Assuming a center-tapped transformer is used for the secondary winding,
Vp = Vrms * sqrt(2) = (15/2) * 1.414 = 10.61 Volts = Peak inverse voltage of each diode.
Note: Each diode sees 1/2 of the 15-volt rms supply.
Correction: The output voltage should be added to Vp. The max. possible voltage across the capacitor is 10.61 volts. Therefore, Vpmax = 2*(-10.61) = -21.2 Volts.
To find the maximum instantaneous reverse voltage across each diode in a full-wave rectifier circuit, we need to consider how the circuit works.

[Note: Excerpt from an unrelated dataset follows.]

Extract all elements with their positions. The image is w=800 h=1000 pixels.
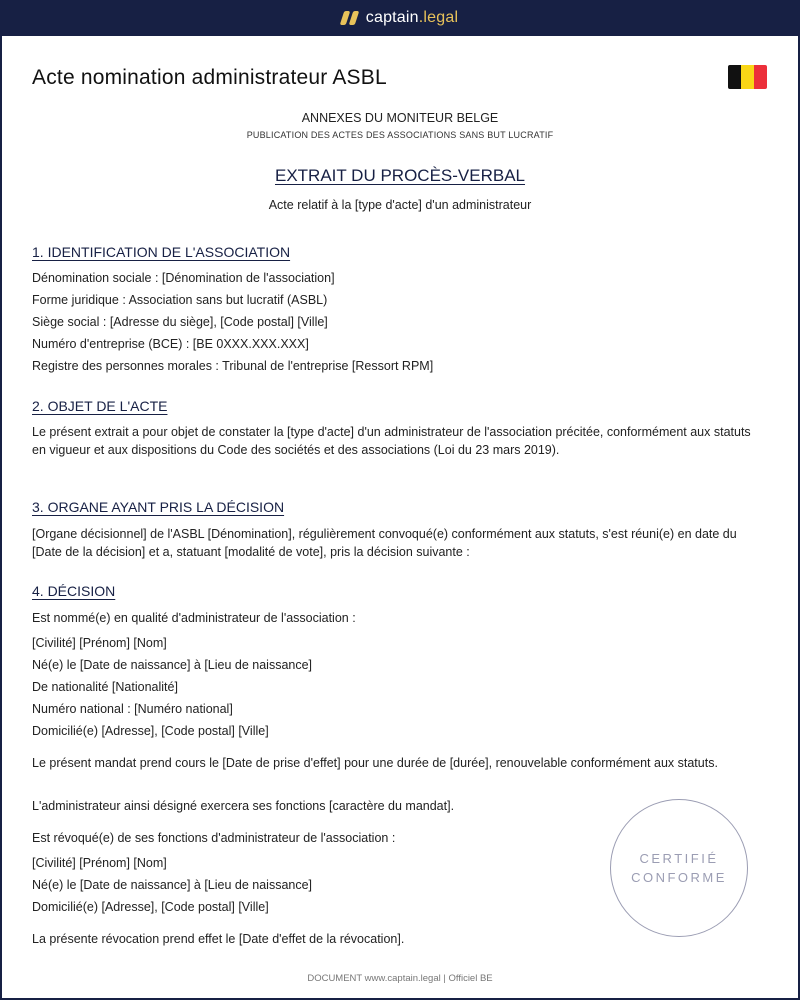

In a full-wave rectifier circuit, the input sinusoidal voltage is converted into a rectified output voltage. The diodes in the rectifier circuit play a crucial role in this conversion. When the input voltage is positive, one diode conducts and allows current to flow through the load resistance. When the input voltage is negative, the other diode conducts and allows current to flow through the load resistance in the opposite direction.
To calculate the maximum instantaneous reverse voltage across each diode, we need to determine when the diode starts to conduct. In this case, since the diodes are ideal with a Von (threshold voltage) of 0V, they start conducting when the reverse voltage across them reaches 0V.
The reverse voltage across each diode can be calculated as follows:
Reverse Voltage = |Peak Input Voltage - Forward Voltage Drop|
To find the peak input voltage, we can use the formula:
Peak Input Voltage = √2 × Vrms
Given that Vrms = 15V, we can calculate the peak input voltage as follows:
Peak Input Voltage = √2 × 15V ≈ 21.21V
Since the diodes are ideal with a Von of 0V, the forward voltage drop is also 0V.
Therefore, the maximum instantaneous reverse voltage across each diode is approximately:
Reverse Voltage = |21.21V - 0V| = 21.21V
Hence, the maximum instantaneous reverse voltage across each diode is approximately 21.21V.